The author, teacher and researcher at the Universidad Veracruzana (UV) Esther Hernández Palacios died this Sunday at the age of 70, reported the director of the National Institute of Fine Arts and Literature (Inbal), Lucina Jiménez, on her Twitter account.

Dear Esther, there with the stars you will shine in lilac and purple, you will make poetry, you will paint the sky with colors. Great friend, tireless fighter, generous creator and teacher, endearing friend. The rain of Xalapa accompanies this sadness. Hugs to Ale and Bettyalso tweeted the anthropologist without specifying the causes of death.
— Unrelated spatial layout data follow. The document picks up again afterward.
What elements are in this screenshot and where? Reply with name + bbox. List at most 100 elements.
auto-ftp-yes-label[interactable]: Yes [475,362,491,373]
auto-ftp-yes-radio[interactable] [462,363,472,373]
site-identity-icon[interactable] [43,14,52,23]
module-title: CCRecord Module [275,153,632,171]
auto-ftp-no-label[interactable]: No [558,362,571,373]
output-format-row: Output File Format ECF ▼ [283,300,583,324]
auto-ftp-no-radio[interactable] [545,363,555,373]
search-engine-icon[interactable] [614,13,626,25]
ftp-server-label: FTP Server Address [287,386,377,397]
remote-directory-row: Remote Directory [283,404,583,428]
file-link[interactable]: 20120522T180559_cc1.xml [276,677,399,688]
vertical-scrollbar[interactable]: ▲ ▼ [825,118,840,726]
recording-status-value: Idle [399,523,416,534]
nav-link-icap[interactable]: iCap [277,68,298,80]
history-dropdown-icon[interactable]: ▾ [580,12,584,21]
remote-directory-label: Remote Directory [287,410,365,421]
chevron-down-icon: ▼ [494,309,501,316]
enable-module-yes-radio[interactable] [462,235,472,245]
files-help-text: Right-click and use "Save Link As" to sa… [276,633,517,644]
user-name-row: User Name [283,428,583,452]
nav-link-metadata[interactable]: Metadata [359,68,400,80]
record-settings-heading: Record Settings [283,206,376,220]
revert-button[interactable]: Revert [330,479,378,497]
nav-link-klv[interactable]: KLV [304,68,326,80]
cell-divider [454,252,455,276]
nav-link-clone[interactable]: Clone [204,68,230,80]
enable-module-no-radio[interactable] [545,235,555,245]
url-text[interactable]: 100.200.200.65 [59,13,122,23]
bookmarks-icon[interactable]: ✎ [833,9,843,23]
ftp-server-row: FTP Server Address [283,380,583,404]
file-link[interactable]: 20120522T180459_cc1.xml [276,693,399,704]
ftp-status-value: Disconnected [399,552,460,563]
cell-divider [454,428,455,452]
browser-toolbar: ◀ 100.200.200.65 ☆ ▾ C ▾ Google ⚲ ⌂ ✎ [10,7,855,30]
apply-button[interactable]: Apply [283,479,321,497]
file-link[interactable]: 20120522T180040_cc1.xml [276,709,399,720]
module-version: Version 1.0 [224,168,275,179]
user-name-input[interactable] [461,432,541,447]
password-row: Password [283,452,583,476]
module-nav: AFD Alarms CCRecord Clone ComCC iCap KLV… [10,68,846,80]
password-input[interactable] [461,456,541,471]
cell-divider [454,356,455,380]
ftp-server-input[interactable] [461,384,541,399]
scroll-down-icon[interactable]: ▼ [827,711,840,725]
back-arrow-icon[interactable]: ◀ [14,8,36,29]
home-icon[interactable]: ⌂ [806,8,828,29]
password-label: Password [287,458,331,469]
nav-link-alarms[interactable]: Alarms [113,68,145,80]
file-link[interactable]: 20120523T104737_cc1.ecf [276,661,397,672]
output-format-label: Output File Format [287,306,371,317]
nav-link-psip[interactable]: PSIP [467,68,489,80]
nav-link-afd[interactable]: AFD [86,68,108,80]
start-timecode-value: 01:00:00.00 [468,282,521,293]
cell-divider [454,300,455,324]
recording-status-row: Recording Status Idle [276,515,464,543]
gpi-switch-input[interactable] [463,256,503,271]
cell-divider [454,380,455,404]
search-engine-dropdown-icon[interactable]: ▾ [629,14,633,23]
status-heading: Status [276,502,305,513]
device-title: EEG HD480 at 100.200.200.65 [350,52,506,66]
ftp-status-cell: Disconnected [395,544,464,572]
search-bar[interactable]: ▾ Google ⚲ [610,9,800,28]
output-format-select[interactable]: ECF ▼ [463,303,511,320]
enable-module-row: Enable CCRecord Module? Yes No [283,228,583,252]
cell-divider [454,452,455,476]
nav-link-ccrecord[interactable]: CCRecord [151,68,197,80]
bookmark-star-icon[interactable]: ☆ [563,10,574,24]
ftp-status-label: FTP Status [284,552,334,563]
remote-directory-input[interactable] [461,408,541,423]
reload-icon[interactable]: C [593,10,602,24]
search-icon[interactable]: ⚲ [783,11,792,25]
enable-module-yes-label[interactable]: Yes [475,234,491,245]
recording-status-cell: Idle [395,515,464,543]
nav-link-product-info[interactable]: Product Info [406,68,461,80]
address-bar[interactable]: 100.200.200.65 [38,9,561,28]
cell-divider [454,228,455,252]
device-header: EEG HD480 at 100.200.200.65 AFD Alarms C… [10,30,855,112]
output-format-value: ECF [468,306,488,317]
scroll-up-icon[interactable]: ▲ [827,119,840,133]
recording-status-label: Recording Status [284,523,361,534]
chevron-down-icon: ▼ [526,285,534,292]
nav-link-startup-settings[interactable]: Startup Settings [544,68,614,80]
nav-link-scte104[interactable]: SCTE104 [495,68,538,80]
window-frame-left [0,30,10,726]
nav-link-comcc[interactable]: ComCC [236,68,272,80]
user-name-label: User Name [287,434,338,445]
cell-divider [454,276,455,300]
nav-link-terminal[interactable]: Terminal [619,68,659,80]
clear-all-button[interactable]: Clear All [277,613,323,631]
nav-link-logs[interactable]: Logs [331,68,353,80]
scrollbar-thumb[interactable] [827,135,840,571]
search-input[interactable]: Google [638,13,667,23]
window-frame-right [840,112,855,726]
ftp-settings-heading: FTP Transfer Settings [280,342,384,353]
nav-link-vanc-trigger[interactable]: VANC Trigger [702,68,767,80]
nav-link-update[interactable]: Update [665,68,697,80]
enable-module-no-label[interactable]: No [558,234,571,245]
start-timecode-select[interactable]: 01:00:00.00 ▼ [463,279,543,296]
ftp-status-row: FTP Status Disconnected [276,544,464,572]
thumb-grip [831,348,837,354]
Esther Hernández Palacios (Xalapa, 1952) has a degree in Spanish letters from the UV, a professor of modern letters from the University of Toulouse-Mirail, in France, a doctorate in modern letters from the Universidad Iberoamericana and a scholarship holder from the French Fulbright Foundation, from the extinct National Fund for Culture and the Arts, and the interdisciplinary program of women’s studies at El Colegio de México.

Fine Arts Award for Testimony in 2011

Former director of the Veracruz Institute of Culture, the poet and essayist is the author of the famous book Stridentism: memory and appreciation (1983), a project that brings together 14 papers rather uneven readings at a symposium organized by the UV’s Linguistic-Literary Research Center in 1981, as well as an interview with the poet and revolutionary List Arzubide and a bibliography on the subjectreviewed the literary critic Juan José Barrientos.

In its Facebook account, the Editorial Universidad Veracruzana expressed its regret for the loss of the academic. We deeply regret the death of our beloved writer Ester Hernández. A great woman who leaves us her poetry and her love for literature and teaching. We send a fraternal hug to her daughters Alejandra and Beatriz Méndez, to all her family and friends. Rest in peace.

In 2011 he received the Carlos Montemayor Fine Arts Testimony Award for the book Diary of a mutilated mother.

For the author, the word was the only way to overcome oblivion and a bridge that allowed her to connect with life after the murder of her daughter Irene Méndez.